The technology can be helpful even with short messages, although the number of parameters will be limited. “The Coast Guard gets calls that sometimes have only one word: Mayday,” she says.
The U.S. Coast Guard has used the technology to help cope with prank callers. The service receives more than 200 false maritime distress calls a year, and the number is growing, according to a Department of Homeland Security Science and Technology Directorate article published last year. Every distress call launches an expensive search and rescue effort involving at least a small rescue boat, a C-130 fixed-wing aircraft or a rescue helicopter, and their crews. The cost of each outing can run from $10,000 to $250,000. One anonymous caller cost the Coast Guard $500,000 in 2014 by prompting 28 unnecessary rescue missions.
A Coast Guard spokeswoman says the maritime service does not currently provide any funding for the CMU team but still works with it.
“The Coast Guard has an agreement with CMU in that we get their assistance using the voice forensics technology with the hoax call cases, and they can publish their works with clearance from us,” says Lisa Novak, a Coast Guard public affairs officer. “We have used the lab to investigate several hoax call cases, starting about four years ago. The technology has been used in various ways, such as to identify logical suspects, to exclude suspects, to identify someone where there is a hoax call with multiple callers and to support referrals to the U.S. attorney’s office for criminal prosecution consideration, to name a few. It has been used as a tool to obtain more information and not relied on as a sole piece of evidence.”
The Coast Guard asked Singh to analyze hoax calls, and she came up with a list of what she could discover about the caller’s physical characteristics and environment.

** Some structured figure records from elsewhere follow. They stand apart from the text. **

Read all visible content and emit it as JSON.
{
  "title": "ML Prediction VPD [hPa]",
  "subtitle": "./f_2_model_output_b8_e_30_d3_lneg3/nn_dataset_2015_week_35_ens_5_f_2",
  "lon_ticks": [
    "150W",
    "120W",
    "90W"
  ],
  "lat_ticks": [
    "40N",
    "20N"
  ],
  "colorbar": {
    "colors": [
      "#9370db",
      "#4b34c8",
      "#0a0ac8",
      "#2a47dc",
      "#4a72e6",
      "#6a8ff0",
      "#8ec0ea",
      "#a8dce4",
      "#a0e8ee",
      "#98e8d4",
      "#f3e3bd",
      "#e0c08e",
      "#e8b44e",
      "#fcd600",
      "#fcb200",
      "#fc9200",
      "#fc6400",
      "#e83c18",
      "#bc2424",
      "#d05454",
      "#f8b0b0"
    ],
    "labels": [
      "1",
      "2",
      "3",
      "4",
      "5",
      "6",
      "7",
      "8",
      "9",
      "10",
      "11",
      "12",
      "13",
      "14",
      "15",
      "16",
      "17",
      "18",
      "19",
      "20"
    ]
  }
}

The list included age, height, weight, background noise and type of room where the call was made.
Singh reports that a lot has changed with the technology over the past year. “There have been improvements in every aspect since then,” she says. She cautions, however, that changes are incremental, so “nothing magical” has happened in recent months.
Singh, along with three other technology and business experts, are co-founding a company called telling.ai to commercialize the technology. The company will initially focus on health care to aid early diagnosis of diseases such as Parkinson’s and Alzheimer’s and to more easily identify different kinds of intoxication, including from recreational drugs.

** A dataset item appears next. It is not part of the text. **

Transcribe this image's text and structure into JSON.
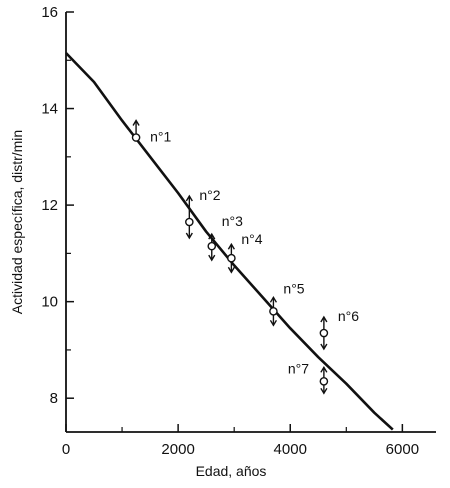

She also reveals that she has worked with other agencies as well as the intelligence community, but Singh says she does not feel free to disclose much. In some cases, she suggests, lives could be at stake if she reveals the details of an investigation. In others, she simply does not know whether a case has been closed. “They don’t tell me. I give them my analysis, and they’re gone,” Singh says.
Because the field of study is young, many challenges and opportunities remain, she allows. For example, because of high migration levels and the melding of languages, determining a person’s region of origin is growing increasingly difficult. Also, it is difficult to determine whether a particular signature within the voice signal is tied to multiple parameters.
Still, the technology offers broad benefits. Singh indicates that she is open to recommendations for use cases. She suggests that voice forensics could be a noninvasive way of monitoring workers for signs of stress, fatigue or health issues. Additionally, the profiling technology could lead to more secure voice authentication processes. “That is something that should be doable in the near future,” she concludes.